Lastly, it is noteworthy that radiologists often emphasize anterior and middle column pathologies while overlooking diseases in the posterior column, including Baastrup’s disease. An inexperienced radiologist unfamiliar with this condition might mistakenly diagnose interspinous bursitis as infection or neoplasm or misinterpret ligament and bone edema as manifestations of rheumatologic diseases. Furthermore, someone who is unaware of the strong association of Baastrup’s disease with degenerative processes may excessively mention related findings, potentially leading to misguided clinical management of the patients. Therefore, awareness of imaging findings of Baastrup’s disease in all imaging modalities is essential for the correct diagnosis of this disease.

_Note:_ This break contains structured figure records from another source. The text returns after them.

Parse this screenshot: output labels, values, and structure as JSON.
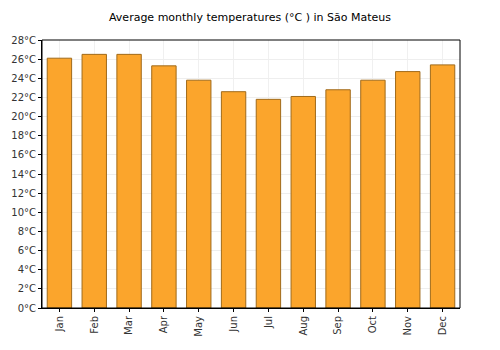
{
  "chart_data": {
    "type": "bar",
    "title": "Average monthly temperatures (°C ) in São Mateus",
    "categories": [
      "Jan",
      "Feb",
      "Mar",
      "Apr",
      "May",
      "Jun",
      "Jul",
      "Aug",
      "Sep",
      "Oct",
      "Nov",
      "Dec"
    ],
    "values": [
      26.1,
      26.5,
      26.5,
      25.3,
      23.8,
      22.6,
      21.8,
      22.1,
      22.8,
      23.8,
      24.7,
      25.4
    ],
    "color": "#fba52c",
    "ylim": [
      0,
      28
    ],
    "yticks": [
      {
        "value": 0,
        "label": "0°C"
      },
      {
        "value": 2,
        "label": "2°C"
      },
      {
        "value": 4,
        "label": "4°C"
      },
      {
        "value": 6,
        "label": "6°C"
      },
      {
        "value": 8,
        "label": "8°C"
      },
      {
        "value": 10,
        "label": "10°C"
      },
      {
        "value": 12,
        "label": "12°C"
      },
      {
        "value": 14,
        "label": "14°C"
      },
      {
        "value": 16,
        "label": "16°C"
      },
      {
        "value": 18,
        "label": "18°C"
      },
      {
        "value": 20,
        "label": "20°C"
      },
      {
        "value": 22,
        "label": "22°C"
      },
      {
        "value": 24,
        "label": "24°C"
      },
      {
        "value": 26,
        "label": "26°C"
      },
      {
        "value": 28,
        "label": "28°C"
      }
    ],
    "grid": true
  }
}
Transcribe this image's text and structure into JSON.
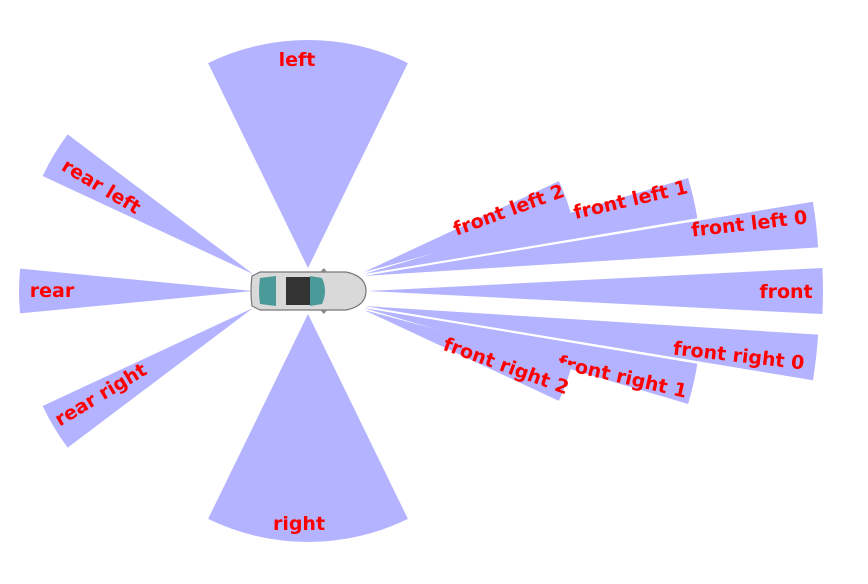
{
  "colors": {
    "sector_fill": "#b3b3ff",
    "label": "#ff0000",
    "car_body": "#d9d9d9",
    "car_glass": "#4a9a9a",
    "car_roof": "#333333"
  },
  "car": {
    "icon": "car-top-view-icon"
  },
  "sectors": [
    {
      "id": "left",
      "label": "left"
    },
    {
      "id": "right",
      "label": "right"
    },
    {
      "id": "rear",
      "label": "rear"
    },
    {
      "id": "rear-left",
      "label": "rear left"
    },
    {
      "id": "rear-right",
      "label": "rear right"
    },
    {
      "id": "front",
      "label": "front"
    },
    {
      "id": "front-left-0",
      "label": "front left 0"
    },
    {
      "id": "front-left-1",
      "label": "front left 1"
    },
    {
      "id": "front-left-2",
      "label": "front left 2"
    },
    {
      "id": "front-right-0",
      "label": "front right 0"
    },
    {
      "id": "front-right-1",
      "label": "front right 1"
    },
    {
      "id": "front-right-2",
      "label": "front right 2"
    }
  ]
}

There are some limitations to our study. First, this was a retrospective study, and it was performed in a single center using a single MRI scanner. Additionally, our study population consisted of a symptomatic patient group with lumbago and sciatica, needing a control group, making it unfeasible to pinpoint the exact prevalence of Baastrup’s disease in the general population. Lordosis believed to be a potential factor or contributor to Baastrup’s disease, was not intentionally assessed due to the supine and non-weight-bearing position during the MRI examination, which could result in a reduction of lordosis. Future studies should incorporate lumbar radiographs conducted in a standing position to evaluate lordosis’s association with Baastrup’s disease thoroughly. Lastly, the absence of a reference standard for confirming interspinous bursitis and the need for detailed characteristics regarding patient’s low back pain complicate the evaluation and relation of MRI findings with the correct clinical context. The association between Baastrup’s disease and clinical findings, particularly pain, remains unclear, warranting caution when considering it as the primary cause of back pain, especially in older patients with spinal degenerative changes.

Conclusion

In summary, among individuals experiencing symptoms of lumbago and sciatica, findings related to Baastrup’s disease are prevalent rather than rare, exhibiting a gradual increase with advanced age on lumbar MRI, particularly noticeable on the STIR sequence. Additionally, Baastrup’s disease, identified through MRI, is linked to the manifestation of degenerative changes. Finally, using the STIR sequence facilitates a consensus among radiologists, regardless of their experience level.